Le problematiche più serie e difficili le ho riscontrate nei bambini piccoli della scuola primaria, dai sei ai dieci anni, più che nei bambini della seconda infanzia”, spiega la dott.ssa Ricottini. “Loro capiscono che c’è preoccupazione negli adulti, ma non ne comprendono fino in fondo le ragioni e hanno difficoltà a verbalizzare le emozioni interiorizzandole. Dalle medie in poi, i bambini e i ragazzi sentono moltissimo la mancanza della socialità ed entrano in stati depressivi anche gravi”.

 

In questo periodo complesso, sono tante le risorse messe in campo dai pediatri per sostenere le famiglie. Tra queste, la terapia omeopatica personalizzata può essere di supporto per le varie sintomatologie psicofisiche evidenziate. “Noi pediatri, siamo molto più di altre categorie di medici predisposti all’ascolto e abbiamo la fortuna di osservare la crescita progressiva del paziente, di seguire il bambino e la famiglia negli anni”, afferma la dott.ssa Lorenzetti. “Il paziente cresce con noi e così la sua storia.
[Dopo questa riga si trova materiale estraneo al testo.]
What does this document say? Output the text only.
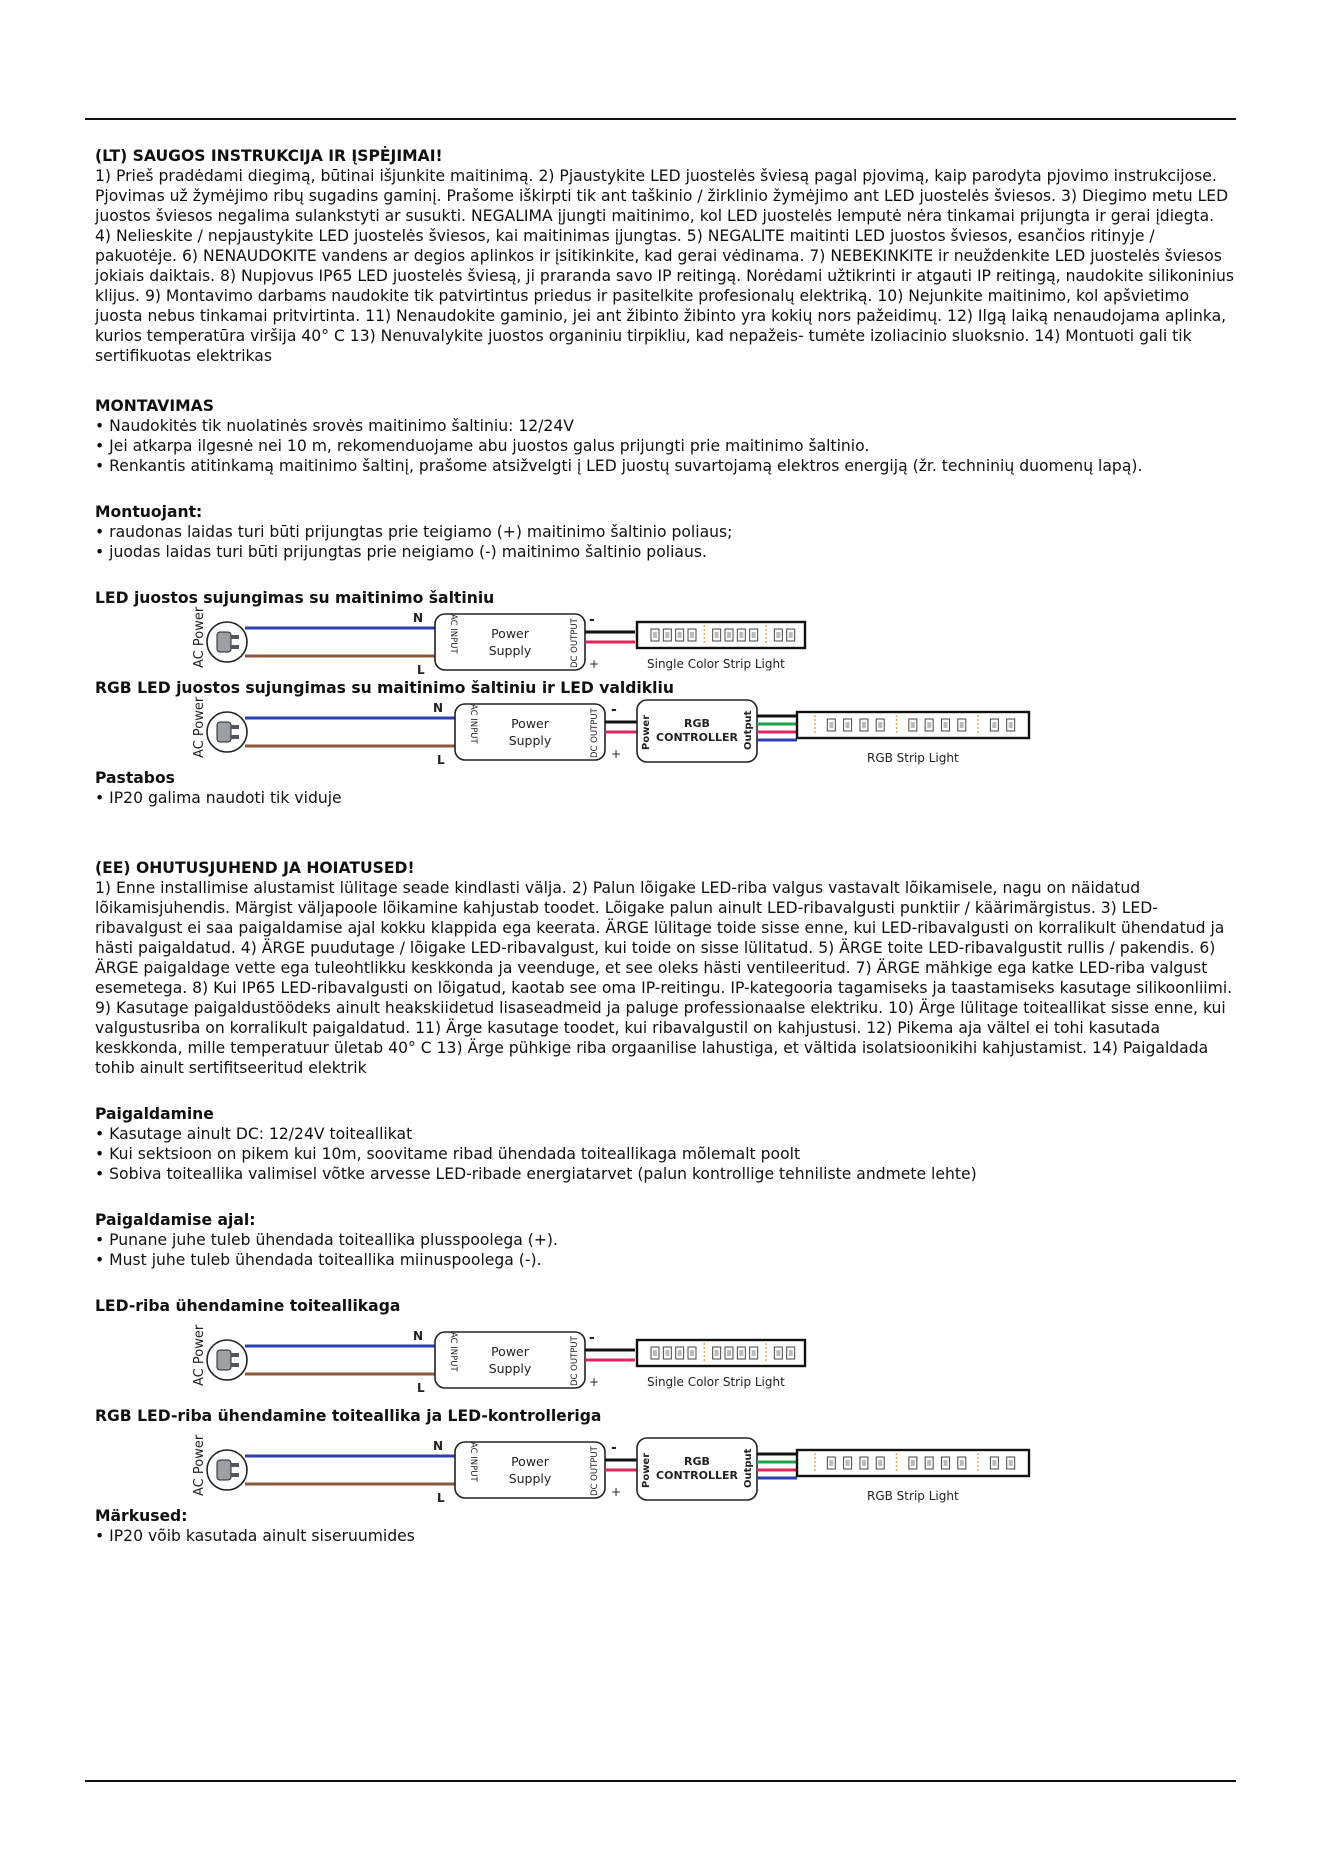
(LT) SAUGOS INSTRUKCIJA IR ĮSPĖJIMAI!

1) Prieš pradėdami diegimą, būtinai išjunkite maitinimą. 2) Pjaustykite LED juostelės šviesą pagal pjovimą, kaip parodyta pjovimo instrukcijose. Pjovimas už žymėjimo ribų sugadins gaminį. Prašome iškirpti tik ant taškinio / žirklinio žymėjimo ant LED juostelės šviesos. 3) Diegimo metu LED juostos šviesos negalima sulankstyti ar susukti. NEGALIMA įjungti maitinimo, kol LED juostelės lemputė nėra tinkamai prijungta ir gerai įdiegta. 4) Nelieskite / nepjaustykite LED juostelės šviesos, kai maitinimas įjungtas. 5) NEGALITE maitinti LED juostos šviesos, esančios ritinyje / pakuotėje. 6) NENAUDOKITE vandens ar degios aplinkos ir įsitikinkite, kad gerai vėdinama. 7) NEBEKINKITE ir neuždenkite LED juostelės šviesos jokiais daiktais. 8) Nupjovus IP65 LED juostelės šviesą, ji praranda savo IP reitingą. Norėdami užtikrinti ir atgauti IP reitingą, naudokite silikoninius klijus. 9) Montavimo darbams naudokite tik patvirtintus priedus ir pasitelkite profesionalų elektriką. 10) Nejunkite maitinimo, kol apšvietimo juosta nebus tinkamai pritvirtinta. 11) Nenaudokite gaminio, jei ant žibinto žibinto yra kokių nors pažeidimų. 12) Ilgą laiką nenaudojama aplinka, kurios temperatūra viršija 40° C 13) Nenuvalykite juostos organiniu tirpikliu, kad nepažeis- tumėte izoliacinio sluoksnio. 14) Montuoti gali tik sertifikuotas elektrikas

MONTAVIMAS

• Naudokitės tik nuolatinės srovės maitinimo šaltiniu: 12/24V
• Jei atkarpa ilgesnė nei 10 m, rekomenduojame abu juostos galus prijungti prie maitinimo šaltinio.
• Renkantis atitinkamą maitinimo šaltinį, prašome atsižvelgti į LED juostų suvartojamą elektros energiją (žr. techninių duomenų lapą).

Montuojant:

• raudonas laidas turi būti prijungtas prie teigiamo (+) maitinimo šaltinio poliaus;
• juodas laidas turi būti prijungtas prie neigiamo (-) maitinimo šaltinio poliaus.

LED juostos sujungimas su maitinimo šaltiniu

AC Power	N
L
AC INPUT	Power
Supply	DC OUTPUT -
+	Single Color Strip Light

RGB LED juostos sujungimas su maitinimo šaltiniu ir LED valdikliu

AC Power	N
L
AC INPUT	Power
Supply	DC OUTPUT -
+
Power	RGB
CONTROLLER Output
RGB Strip Light

Pastabos

• IP20 galima naudoti tik viduje

(EE) OHUTUSJUHEND JA HOIATUSED!

1) Enne installimise alustamist lülitage seade kindlasti välja. 2) Palun lõigake LED-riba valgus vastavalt lõikamisele, nagu on näidatud lõikamisjuhendis. Märgist väljapoole lõikamine kahjustab toodet. Lõigake palun ainult LED-ribavalgusti punktiir / käärimärgistus. 3) LED-ribavalgust ei saa paigaldamise ajal kokku klappida ega keerata. ÄRGE lülitage toide sisse enne, kui LED-ribavalgusti on korralikult ühendatud ja hästi paigaldatud. 4) ÄRGE puudutage / lõigake LED-ribavalgust, kui toide on sisse lülitatud. 5) ÄRGE toite LED-ribavalgustit rullis / pakendis. 6) ÄRGE paigaldage vette ega tuleohtlikku keskkonda ja veenduge, et see oleks hästi ventileeritud. 7) ÄRGE mähkige ega katke LED-riba valgust esemetega. 8) Kui IP65 LED-ribavalgusti on lõigatud, kaotab see oma IP-reitingu. IP-kategooria tagamiseks ja taastamiseks kasutage silikoonliimi. 9) Kasutage paigaldustöödeks ainult heakskiidetud lisaseadmeid ja paluge professionaalse elektriku. 10) Ärge lülitage toiteallikat sisse enne, kui valgustusriba on korralikult paigaldatud. 11) Ärge kasutage toodet, kui ribavalgustil on kahjustusi. 12) Pikema aja vältel ei tohi kasutada keskkonda, mille temperatuur ületab 40° C 13) Ärge pühkige riba orgaanilise lahustiga, et vältida isolatsioonikihi kahjustamist. 14) Paigaldada tohib ainult sertifitseeritud elektrik

Paigaldamine

• Kasutage ainult DC: 12/24V toiteallikat
• Kui sektsioon on pikem kui 10m, soovitame ribad ühendada toiteallikaga mõlemalt poolt
• Sobiva toiteallika valimisel võtke arvesse LED-ribade energiatarvet (palun kontrollige tehniliste andmete lehte)

Paigaldamise ajal:

• Punane juhe tuleb ühendada toiteallika plusspoolega (+).
• Must juhe tuleb ühendada toiteallika miinuspoolega (-).

LED-riba ühendamine toiteallikaga

AC Power	N
L
AC INPUT	Power
Supply	DC OUTPUT -
+	Single Color Strip Light

RGB LED-riba ühendamine toiteallika ja LED-kontrolleriga

AC Power	N
L
AC INPUT	Power
Supply	DC OUTPUT -
+
Power	RGB
CONTROLLER Output
RGB Strip Light

Märkused:

• IP20 võib kasutada ainult siseruumides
L’approccio omeopatico poi ci porta da una parte ad andare ancora più a fondo, a fare più domande, a cercare di collegare episodi e sintomatologia che altrimenti non verrebbero messi in relazione; dall’altra, a poter agire con una terapia di modulazione che non sia né sostitutiva né antagonista, ma che moduli la reattività del bambino o del paziente che trattiamo”.

 

Il dott. Mancino, ci racconta, utilizza abitualmente questo approccio, quando opportuno: “L’omeopatia ha sempre una buona possibilità di applicazione, soprattutto quando viene utilizzata in modo personalizzato. Le terapie omeopatiche poi vengono proposte di solito con persone che scelgono l’omeopatia, per cui si ha di solito una compliance alta”.

 

I medicinali omeopatici si sono dimostrati utili anche durante la pandemia: “Per quanto riguarda il Covid 19, non mi sono capitati casi con manifestazioni cliniche rilevanti. Tuttavia, il trattamento con medicinali omeopatici è risultato indicato, per esempio, per contrastare la stanchezza lamentata dalle persone che avevano contratto il virus”, aggiunge il medico.

 

Io propongo sempre terapie preventive alle famiglie per sostenere le difese immunitarie, non solo quest’anno con la pandemia”, ci racconta la dott.ssa Ricottini. “Ciò che è aumentato sono stati i disturbi gastrointestinali (dominanti rispetto a quelli respiratori) e quelli di natura psicologica. Sto ricorrendo all’omeopatia anche nella preparazione alla vaccinazione e in questo senso ho supportato molto gli adulti. La prevenzione è diventata lo strumento elettivo”.

 

Dello stesso avviso è anche la dott.ssa Lorenzetti: “E’ fondamentale che gli individui cerchino di mantenere un equilibrio psicofisico, perché senza questo l’organismo non riesce a far fronte ai cambiamenti esterni. Quello che possiamo fare noi medici è aiutare il paziente nel modulare le reazioni del corpo per cercare di riportarlo in equilibrio. In questo senso una terapia di regolazione e modulazione, come quella omeopatica, può essere molto importante”, conclude il medico.